Magic moment for a teacher.
It was one of those moments that a teacher longs for. Confirmation that the accumulation of knowledge is really coming together in a student’s mind.
We had just finished a daylong lab at MacGregor Ranch located on the outskirts of Rocky Mountain National Park (RMNP). Ken Morgan, ranch board member and Colorado Parks and Wildlife private lands manager, was our guide. MacGregor Ranch is a 1,200-acre working cattle ranch managed by a well-designed board of trustees to conserve the land to maintain a fully functioning ecosystem in a ponderosa pine savannah, all while maintaining its historic land use, cattle ranching.
Managing land correctly.
The Wildlife
Being adjacent to the national park, as well as being a large chunk of land that has endured 20th century practices of eliminating predators and excluding fire, MacGregor Ranch was not immune to the pitfalls of decisions made throughout the last 150 years.
As in RMNP, an overabundance of elk wreaked havoc on the riparian system on the ranch, browsing down the willows and aspen the point of eradicating beaver from the ranch. This in turn had a ripple effect on the rest of the ecosystem – lowering the water table, channelizing the stream, and lowering biodiversity.
Unlike a publicly managed national park, however, MacGregor Ranch has had the ability to respond more quickly and arguably more effectively to the overabundance of elk. From designing elk exclusion fences for sensitive areas along the creek, to re-establishing elk hunting on the property, and reintroducing beaver to the creek, the ranch now showcases a riparian system functioning as it would have 150 years ago. As we walked along the edges of the creek, students could touch the young willows, now almost 6 feet tall, and feel the rough grooves in the aspen stump left by the beaver as he harvested the tree for his lodge. Students could see, feel and finally understand the ripple effect of wildlife management.
The forests
Just uphill from the creek, the forest is getting a face-lift. Well, a tree-lift really. This too, will have dramatic impacts on biodiversity, and the hydrology of the riparian system.
Through overgrazing and fire suppression, the ponderosa pine forests of Colorado’s Front Range have become overly dense, a scenario that my forestry and wildlife students have become expertly aware of this year.
As Morgan Timber Products, a forest stewardship contractor that happens to be a huge supporter and partner of our Natural Resources Program, removes the carefully selected trees from 160 acres, students could witness transformation in the forest. A forest with clumps of large, mature trees, pockets of regeneration, open areas for grasses, and fewer closely spaced medium-size trees. Instead of imagining what the forest “should look like,” they could walk from what it was right into what it “should be.”
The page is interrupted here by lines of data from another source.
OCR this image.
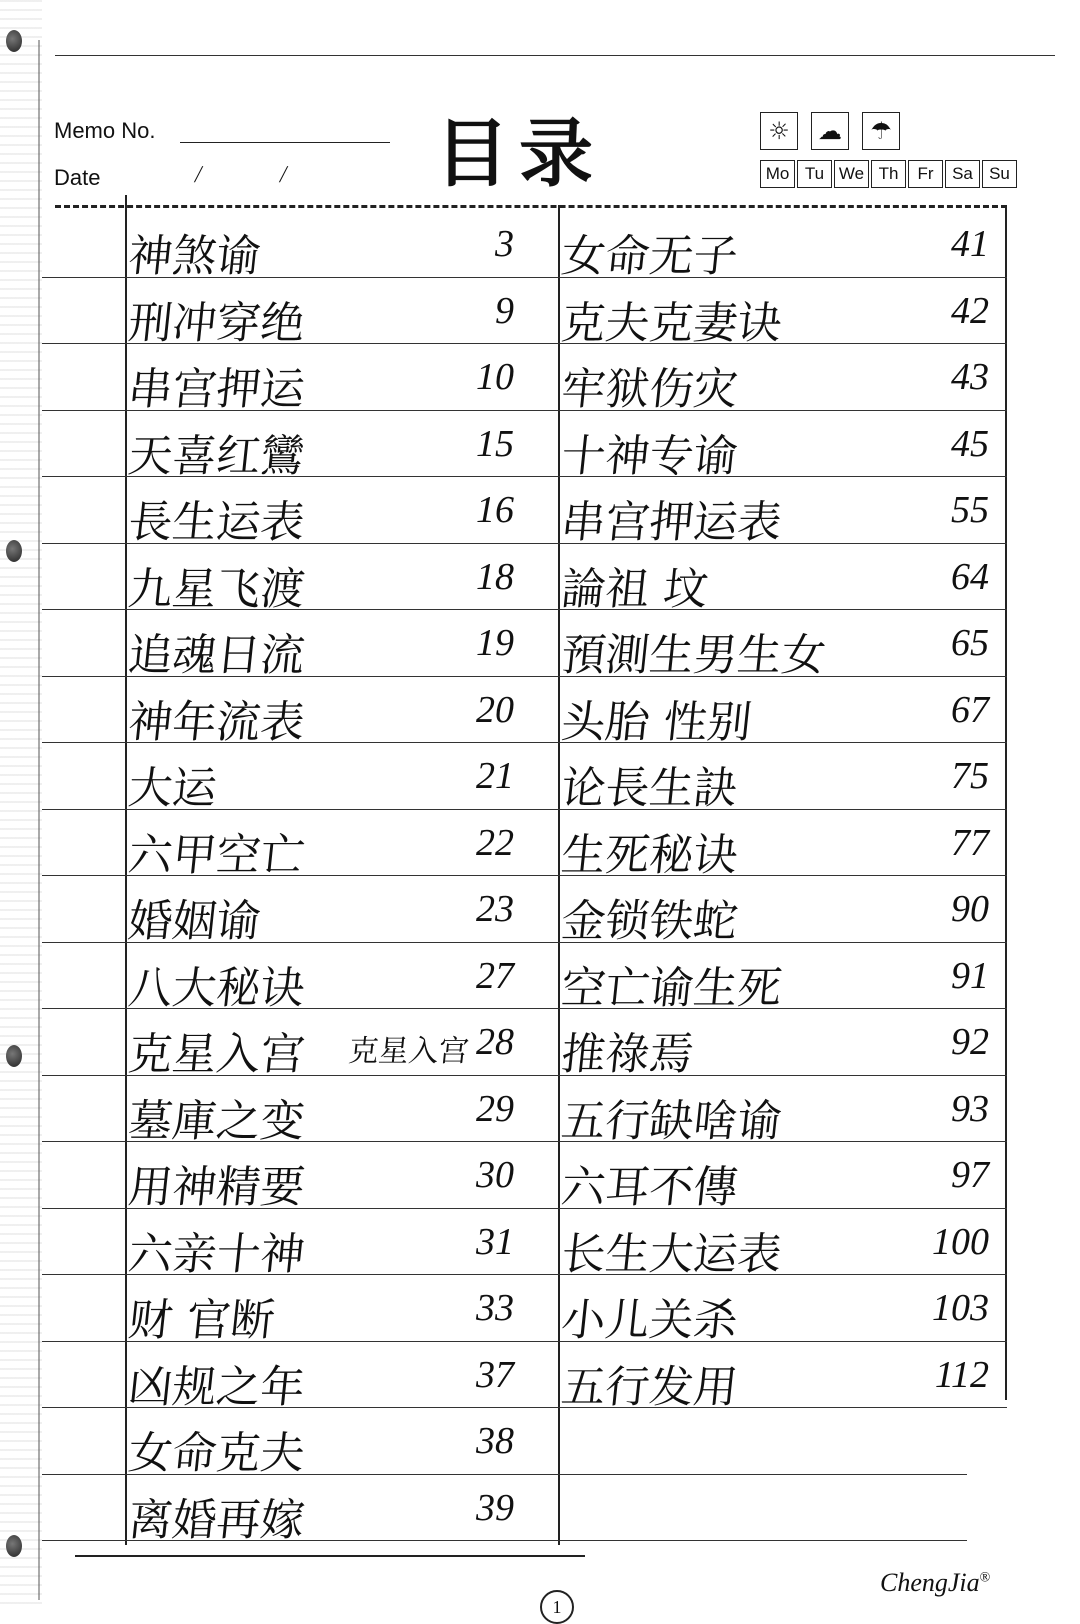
Memo No.
Date	/	/ 目录	☼	☁	☂
Mo Tu We Th	Fr	Sa Su
神煞谕	3
刑冲穿绝	9
串宫押运	10
天喜红鸞	15
長生运表	16
九星飞渡	18
追魂日流	19
神年流表	20
大运	21
六甲空亡	22
婚姻谕	23
八大秘诀	27
克星入宫 克星入宫 28
墓庫之变	29
用神精要	30
六亲十神	31
财 官断	33
凶规之年	37
女命克夫	38
离婚再嫁	39
女命无子	41
克夫克妻诀	42
牢狱伤灾	43
十神专谕	45
串宫押运表	55
論祖 坟	64
預測生男生女	65
头胎 性别	67
论長生訣	75
生死秘诀	77
金锁铁蛇	90
空亡谕生死	91
推祿焉	92
五行缺啥谕	93
六耳不傳	97
长生大运表	100
小儿关杀	103
五行发用	112
ChengJia®
1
It is one thing to read about something, but a much different thing to experience it. Students can see that harvesting trees can be done with such skillfulness and subtlety as to barely notice the skid trails that we were walking on, or the stumps left behind.
An open forest will give rise to increased populations of wildlife – species that need large old trees, such as the Abert’s squirrel, as well as those that want to feed on the grasses and forbs now shooting for the open sky. Fewer trees will increase the level of the groundwater in the area and increase the biodiversity, which takes us right back to where we began.
It all fits together. The wildlife impacts the trees, and the trees impact the water. The water impacts it all. Everything is connected.
You can read more about the forest management plan underway at MacGregor Ranch.
Strong partnerships.
FRCC’s Natural Resources classes benefit from this strong relationship with MacGregor Ranch. Forestry students took baseline measurements before management treatments were applied, which will provide data on the effectiveness of the forestry management treatments with annual student follow up research.
Range management and wildlife classes use the ranch to research competition between wild grazers (elk) and domestic cattle, effects of beaver on hydrology and resulting vegetation, vegetative production in montane forest and riparian management through fencing and hard surface access.
Seeing is believing … and understanding.
I do not expect my students to remember everything I teach them, but I am confident that they will remember what they see, feel, and experience. Having partners like MacGregor Ranch, Colorado Parks and Wildlife, and Morgan Timber gives our students a unique learning experience that they will remember for a lifetime.